Le projet de loi propose plusieurs axes majeurs. Il prévoit notamment le renforcement du droit à l’information des victimes sur l’avancement des enquêtes et des procédures, ainsi que l’élargissement de leurs possibilités de participation active aux audiences. Il introduit des mesures destinées à améliorer la prise en charge psychologique et sociale, notamment par la création ou le développement de dispositifs d’accompagnement spécialisés. Le texte envisage également de réviser les règles de prescription et de répression pour certaines infractions, afin d’assurer une meilleure adéquation entre la gravité des faits et les sanctions applicables. Enfin, il suggère la mise en place de mécanismes de réparation financière plus efficaces, incluant des fonds d’indemnisation et des procédures simplifiées pour obtenir des compensations.

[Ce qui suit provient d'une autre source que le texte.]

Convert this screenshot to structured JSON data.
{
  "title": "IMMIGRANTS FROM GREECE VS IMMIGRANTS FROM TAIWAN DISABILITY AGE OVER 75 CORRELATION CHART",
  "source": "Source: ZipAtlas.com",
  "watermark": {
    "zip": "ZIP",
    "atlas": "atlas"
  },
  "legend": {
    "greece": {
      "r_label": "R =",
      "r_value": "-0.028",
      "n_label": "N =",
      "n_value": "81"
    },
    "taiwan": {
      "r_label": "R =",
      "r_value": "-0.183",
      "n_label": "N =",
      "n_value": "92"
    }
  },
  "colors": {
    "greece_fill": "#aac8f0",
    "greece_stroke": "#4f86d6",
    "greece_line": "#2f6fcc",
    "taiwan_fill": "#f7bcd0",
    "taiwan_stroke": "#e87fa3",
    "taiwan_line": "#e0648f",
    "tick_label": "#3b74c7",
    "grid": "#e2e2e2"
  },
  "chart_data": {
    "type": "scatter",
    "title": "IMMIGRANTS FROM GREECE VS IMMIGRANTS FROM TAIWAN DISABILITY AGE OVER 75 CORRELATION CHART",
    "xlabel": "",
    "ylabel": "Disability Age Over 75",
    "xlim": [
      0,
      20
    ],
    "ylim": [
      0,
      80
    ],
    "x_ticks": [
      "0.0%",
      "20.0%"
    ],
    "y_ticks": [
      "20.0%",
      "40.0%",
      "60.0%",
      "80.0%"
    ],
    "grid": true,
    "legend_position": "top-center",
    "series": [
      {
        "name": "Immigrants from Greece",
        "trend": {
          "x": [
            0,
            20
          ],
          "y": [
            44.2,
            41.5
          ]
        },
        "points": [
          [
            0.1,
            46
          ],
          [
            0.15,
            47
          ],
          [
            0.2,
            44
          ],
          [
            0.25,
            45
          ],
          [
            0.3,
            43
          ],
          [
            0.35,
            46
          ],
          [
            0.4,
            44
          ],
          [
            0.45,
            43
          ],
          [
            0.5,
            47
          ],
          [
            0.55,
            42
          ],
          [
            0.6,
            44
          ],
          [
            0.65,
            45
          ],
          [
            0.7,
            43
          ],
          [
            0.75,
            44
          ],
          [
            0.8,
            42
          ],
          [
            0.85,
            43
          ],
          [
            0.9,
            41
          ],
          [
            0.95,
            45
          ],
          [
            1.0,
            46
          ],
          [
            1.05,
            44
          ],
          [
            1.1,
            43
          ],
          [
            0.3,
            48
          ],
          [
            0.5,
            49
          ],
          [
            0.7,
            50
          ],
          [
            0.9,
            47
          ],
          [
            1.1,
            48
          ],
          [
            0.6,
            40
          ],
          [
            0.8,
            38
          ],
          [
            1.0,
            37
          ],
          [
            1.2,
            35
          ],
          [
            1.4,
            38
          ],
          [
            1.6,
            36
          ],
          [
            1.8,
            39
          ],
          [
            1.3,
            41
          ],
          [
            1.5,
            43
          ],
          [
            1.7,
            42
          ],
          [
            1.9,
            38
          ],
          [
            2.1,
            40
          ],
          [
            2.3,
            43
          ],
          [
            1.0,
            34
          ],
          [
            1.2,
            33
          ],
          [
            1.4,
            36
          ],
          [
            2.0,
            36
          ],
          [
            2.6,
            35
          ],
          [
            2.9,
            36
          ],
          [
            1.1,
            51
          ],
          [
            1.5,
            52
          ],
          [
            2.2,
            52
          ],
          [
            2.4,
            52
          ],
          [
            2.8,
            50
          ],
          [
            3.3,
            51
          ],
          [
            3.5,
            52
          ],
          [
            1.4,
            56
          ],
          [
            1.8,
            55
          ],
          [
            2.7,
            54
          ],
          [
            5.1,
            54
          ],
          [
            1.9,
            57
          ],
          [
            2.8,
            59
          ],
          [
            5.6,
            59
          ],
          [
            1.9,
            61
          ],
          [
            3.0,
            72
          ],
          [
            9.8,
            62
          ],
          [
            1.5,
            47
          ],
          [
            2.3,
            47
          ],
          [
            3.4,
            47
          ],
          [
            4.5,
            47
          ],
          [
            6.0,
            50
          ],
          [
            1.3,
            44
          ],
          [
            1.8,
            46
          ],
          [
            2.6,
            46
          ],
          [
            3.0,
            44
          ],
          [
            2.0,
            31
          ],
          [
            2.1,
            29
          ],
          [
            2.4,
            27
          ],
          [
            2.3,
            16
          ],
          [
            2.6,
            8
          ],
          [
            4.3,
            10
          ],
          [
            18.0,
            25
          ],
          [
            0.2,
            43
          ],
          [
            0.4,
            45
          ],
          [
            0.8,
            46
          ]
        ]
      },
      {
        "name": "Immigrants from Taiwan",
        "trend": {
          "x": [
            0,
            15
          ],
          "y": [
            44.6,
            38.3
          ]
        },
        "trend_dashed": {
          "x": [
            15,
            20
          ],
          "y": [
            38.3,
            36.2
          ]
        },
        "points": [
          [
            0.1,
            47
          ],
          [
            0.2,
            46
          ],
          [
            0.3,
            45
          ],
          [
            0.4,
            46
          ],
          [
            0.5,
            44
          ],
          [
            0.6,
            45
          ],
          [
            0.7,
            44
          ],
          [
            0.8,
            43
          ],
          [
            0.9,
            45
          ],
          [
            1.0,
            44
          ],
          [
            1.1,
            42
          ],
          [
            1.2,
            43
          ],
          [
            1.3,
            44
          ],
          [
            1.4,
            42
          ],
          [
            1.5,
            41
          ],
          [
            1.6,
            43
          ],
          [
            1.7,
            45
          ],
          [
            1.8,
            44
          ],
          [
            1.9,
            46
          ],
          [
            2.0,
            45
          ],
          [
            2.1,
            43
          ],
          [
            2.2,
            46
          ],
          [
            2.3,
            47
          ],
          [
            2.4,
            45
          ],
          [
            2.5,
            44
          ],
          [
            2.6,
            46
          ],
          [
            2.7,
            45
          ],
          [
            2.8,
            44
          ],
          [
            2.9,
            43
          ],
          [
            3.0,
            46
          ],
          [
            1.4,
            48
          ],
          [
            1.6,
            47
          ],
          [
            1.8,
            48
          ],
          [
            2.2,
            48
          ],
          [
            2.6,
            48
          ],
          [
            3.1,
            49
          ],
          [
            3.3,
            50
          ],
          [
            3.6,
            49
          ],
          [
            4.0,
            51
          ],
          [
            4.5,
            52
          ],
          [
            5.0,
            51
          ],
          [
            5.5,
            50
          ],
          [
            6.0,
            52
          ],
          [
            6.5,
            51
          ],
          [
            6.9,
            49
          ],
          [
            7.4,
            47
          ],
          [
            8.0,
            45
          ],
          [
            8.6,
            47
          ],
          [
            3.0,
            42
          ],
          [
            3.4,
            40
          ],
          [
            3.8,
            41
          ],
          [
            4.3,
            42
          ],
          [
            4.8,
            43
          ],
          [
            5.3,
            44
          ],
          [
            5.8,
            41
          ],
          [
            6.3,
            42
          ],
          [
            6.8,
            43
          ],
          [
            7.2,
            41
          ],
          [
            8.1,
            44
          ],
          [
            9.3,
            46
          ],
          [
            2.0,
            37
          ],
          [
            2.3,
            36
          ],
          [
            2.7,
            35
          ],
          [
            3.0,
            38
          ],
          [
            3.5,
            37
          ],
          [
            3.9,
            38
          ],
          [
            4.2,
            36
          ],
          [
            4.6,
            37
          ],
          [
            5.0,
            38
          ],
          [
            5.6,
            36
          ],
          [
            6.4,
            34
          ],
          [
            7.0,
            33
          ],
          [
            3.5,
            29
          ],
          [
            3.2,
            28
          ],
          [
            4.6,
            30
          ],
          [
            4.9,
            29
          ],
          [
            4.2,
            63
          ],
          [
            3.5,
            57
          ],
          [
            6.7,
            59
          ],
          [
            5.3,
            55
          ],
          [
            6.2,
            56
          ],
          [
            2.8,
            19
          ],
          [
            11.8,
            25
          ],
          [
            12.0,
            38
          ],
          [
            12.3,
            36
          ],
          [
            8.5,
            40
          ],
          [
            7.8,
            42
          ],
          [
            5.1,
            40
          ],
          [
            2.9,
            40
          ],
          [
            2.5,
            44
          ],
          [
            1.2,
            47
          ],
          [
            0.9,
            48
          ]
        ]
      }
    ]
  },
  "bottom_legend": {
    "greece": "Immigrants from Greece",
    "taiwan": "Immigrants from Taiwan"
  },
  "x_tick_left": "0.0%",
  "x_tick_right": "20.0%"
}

Il s’agit d’un projet de loi ordinaire, initié conjointement par des députés et des sénateurs, déposé à l’Assemblée nationale le 18 mars 2026, pendant la XVIIᵉ législature. Le texte devra suivre le parcours législatif habituel : première lecture en commission, débat en séance publique, éventuelle adoption en seconde lecture, puis transmission au Sénat pour examen et adoption éventuelle. Le statut actuel du texte est « déposé », aucune lecture n’a encore eu lieu.
Le résumé ci‑dessus repose uniquement sur le titre du texte et les métadonnées fournies. Le contenu détaillé, les articles exacts et les dispositions précises restent à consulter sur Légifrance ou dans le texte complet du projet de loi.
Modèle : gpt-oss-120b · Prompt : v1 · Généré le 14 mai 2026.